Africa-Press – Gabon. Adoptée par la Mairie de Libreville en partenariat avec l’entreprise Clean Africa, le nouveau dispositif de dépôt et de ramassage des ordures ménagères visant à instaurer plus de discipline et d’efficacité dans la gestion des déchets urbains, se heurte à la désobéissance citoyenne. La Mairie avait pourtant prescrit les jours et horaires de dépôt de détritus sur les lieux de collecte (uniquement les lundis, mercredis et vendredis à partir de 18 heures jusqu’à 21heures). Et pourtant sur le terrain, ces consignes sont régulièrement foulées au pied, en tous lieux et quartiers de la capitale, des quartiers Dragages, Okinda- Cité des médecin, Nkembo, Derrière la prison, etc.
Dans de nombreux quartiers de la capitale, presque tous, des tonnes d’ordures sont déposées à toutes les heures du jour et de la nuit, sans tenir compte des prescriptions de la municipalité. Résultat, les tas d’immondices s’accumulent, offrant un spectacle peu reluisant et des conditions de vie difficiles aux piétons et populations alentours.
« On voit des gens sortir leurs poubelles même le matin ou le dimanche. Après, on nous parle d’insalubrité, mais comment faire si personne ne respecte les règles? », s’interroge un habitant des Dragages, non loin du Complexe scolaire ‘’Le guide de nos enfants’’, dans le 6ème arrondissement de Libreville, visiblement excédé.

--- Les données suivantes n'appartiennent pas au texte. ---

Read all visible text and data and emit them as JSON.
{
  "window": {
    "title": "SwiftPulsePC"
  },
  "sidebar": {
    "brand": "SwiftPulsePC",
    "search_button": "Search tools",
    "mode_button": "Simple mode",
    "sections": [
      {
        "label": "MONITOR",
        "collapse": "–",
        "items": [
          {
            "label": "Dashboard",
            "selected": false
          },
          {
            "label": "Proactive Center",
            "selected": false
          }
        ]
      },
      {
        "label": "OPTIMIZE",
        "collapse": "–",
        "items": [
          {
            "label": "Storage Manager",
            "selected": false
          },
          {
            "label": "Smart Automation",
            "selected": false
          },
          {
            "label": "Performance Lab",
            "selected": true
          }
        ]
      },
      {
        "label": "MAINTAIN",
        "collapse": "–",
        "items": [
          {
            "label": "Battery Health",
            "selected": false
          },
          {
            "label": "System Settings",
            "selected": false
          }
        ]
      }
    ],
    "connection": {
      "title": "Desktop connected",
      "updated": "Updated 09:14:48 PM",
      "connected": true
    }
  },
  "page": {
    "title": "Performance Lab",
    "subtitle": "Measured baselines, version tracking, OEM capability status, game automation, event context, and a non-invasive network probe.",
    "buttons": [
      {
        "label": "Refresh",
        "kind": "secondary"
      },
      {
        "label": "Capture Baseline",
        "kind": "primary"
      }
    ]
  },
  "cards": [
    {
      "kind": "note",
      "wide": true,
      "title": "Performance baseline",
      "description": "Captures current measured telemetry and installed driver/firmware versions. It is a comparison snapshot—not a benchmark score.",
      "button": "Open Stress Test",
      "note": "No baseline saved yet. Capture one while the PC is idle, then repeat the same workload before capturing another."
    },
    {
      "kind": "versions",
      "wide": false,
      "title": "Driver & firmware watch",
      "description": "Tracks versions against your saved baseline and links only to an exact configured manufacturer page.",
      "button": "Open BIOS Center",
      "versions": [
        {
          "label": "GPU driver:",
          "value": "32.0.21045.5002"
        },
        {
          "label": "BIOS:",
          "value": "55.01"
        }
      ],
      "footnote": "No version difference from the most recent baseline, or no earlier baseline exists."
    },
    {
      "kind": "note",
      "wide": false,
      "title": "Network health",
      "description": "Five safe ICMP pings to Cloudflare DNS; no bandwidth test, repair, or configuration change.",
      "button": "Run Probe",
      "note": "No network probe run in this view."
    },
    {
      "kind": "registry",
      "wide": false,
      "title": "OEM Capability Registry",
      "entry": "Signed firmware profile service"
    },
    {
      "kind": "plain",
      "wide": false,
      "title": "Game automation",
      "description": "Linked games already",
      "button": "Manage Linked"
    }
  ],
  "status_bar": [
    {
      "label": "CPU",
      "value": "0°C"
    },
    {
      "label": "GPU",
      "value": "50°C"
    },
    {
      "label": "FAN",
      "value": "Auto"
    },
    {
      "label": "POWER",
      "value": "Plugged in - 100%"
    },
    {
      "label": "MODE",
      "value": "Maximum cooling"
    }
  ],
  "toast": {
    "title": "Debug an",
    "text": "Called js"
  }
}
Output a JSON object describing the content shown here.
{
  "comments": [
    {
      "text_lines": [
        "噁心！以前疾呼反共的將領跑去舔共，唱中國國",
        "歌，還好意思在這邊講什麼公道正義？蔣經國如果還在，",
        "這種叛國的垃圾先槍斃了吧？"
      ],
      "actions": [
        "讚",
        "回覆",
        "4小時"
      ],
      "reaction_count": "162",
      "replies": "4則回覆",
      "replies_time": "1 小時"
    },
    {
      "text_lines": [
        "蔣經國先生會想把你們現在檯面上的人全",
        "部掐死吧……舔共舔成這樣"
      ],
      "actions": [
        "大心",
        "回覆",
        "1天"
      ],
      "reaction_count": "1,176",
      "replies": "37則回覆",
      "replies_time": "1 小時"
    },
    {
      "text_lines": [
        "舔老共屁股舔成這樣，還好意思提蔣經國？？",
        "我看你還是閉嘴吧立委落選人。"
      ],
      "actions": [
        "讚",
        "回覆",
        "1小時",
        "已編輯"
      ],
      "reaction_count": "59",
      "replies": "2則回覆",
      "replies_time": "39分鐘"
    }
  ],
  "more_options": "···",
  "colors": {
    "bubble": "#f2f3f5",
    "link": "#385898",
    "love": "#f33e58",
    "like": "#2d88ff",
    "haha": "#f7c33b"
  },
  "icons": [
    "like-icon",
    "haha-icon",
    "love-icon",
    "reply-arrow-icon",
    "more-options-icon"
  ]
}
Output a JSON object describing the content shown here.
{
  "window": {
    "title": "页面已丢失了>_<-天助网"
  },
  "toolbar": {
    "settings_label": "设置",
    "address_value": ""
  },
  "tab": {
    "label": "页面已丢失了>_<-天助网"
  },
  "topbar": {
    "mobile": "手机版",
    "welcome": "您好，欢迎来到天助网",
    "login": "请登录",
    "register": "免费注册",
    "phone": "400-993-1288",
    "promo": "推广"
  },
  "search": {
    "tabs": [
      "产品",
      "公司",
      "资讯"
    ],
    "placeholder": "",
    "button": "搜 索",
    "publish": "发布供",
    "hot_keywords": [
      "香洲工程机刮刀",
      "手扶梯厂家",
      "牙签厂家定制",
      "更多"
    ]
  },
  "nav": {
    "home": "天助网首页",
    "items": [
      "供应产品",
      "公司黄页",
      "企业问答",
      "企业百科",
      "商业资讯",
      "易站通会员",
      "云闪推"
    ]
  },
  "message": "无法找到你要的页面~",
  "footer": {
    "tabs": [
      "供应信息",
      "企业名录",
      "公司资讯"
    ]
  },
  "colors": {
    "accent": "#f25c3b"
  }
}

Au-delà de l’aspect visuel et de l’enlaidissement de nos cités et de la ville, ces dysfonctionnements et incivisme rédhibitoires engendrent de graves risques de santé publique. Les ordures abandonnées attirent des chiens errants qui éventrent les sacs, dispersant les déchets sur la chaussée.
Les odeurs nauséabondes deviennent alors insupportables, surtout pour les commerçants ou les ménages installés à proximité des poubelles « J’ai fait mon petit commerce de nourriture ici. Quand les ordures restent toute la journée au soleil, les clients ne veulent plus acheter. On perd de l’argent à cause de ça », confie une commerçante au quartier Okinda, dans le 5ème arrondissement de la capitale.
Pour plusieurs observateurs, le problème ne réside pas tant dans la réforme elle-même que dans son application. Le système mis en place par la mairie et Clean Africa, la société de ramassage des ordures, repose fortement sur la discipline citoyenne, un facteur encore fragile dans certains quartiers.
« La mairie a fait son travail en fixant des règles claires. Maintenant, il faut que les populations jouent le jeu. Sans civisme, aucun système ne peut fonctionner », estime un riverain du quartier Nkembo, dans le 2ème arrondissement.
Si certains habitants reconnaissent la pertinence du projet, ils pointent également un déficit de sensibilisation et de contrôle. Beaucoup affirment ne pas avoir été suffisamment informés, tandis que d’autres réclament des sanctions contre les contrevenants.
« Il faut expliquer, mais aussi sanctionner. Sinon, ceux qui respectent les jours et les heures se sentent lésés », préconise un universitaire habitant à Derrière la prison, dans le 1er arrondissement de Libreville.
Le nouveau dispositif de dépôt et de collecte des ordures ménagères, pensé pour améliorer l’hygiène urbaine à Libreville, se heurte donc à une réalité complexe sur le terrain. Les dysfonctionnements constatés ici et là révèlent surtout les limites d’un système qui dépend autant des autorités que du comportement des citoyens.
Reste à savoir si la mairie et ses partenaires renforceront la sensibilisation, imaginerons des mesures coercitives pour faire de cette initiative une véritable réussite, et non une bonne idée noyée dans les déchets de l’indiscipline.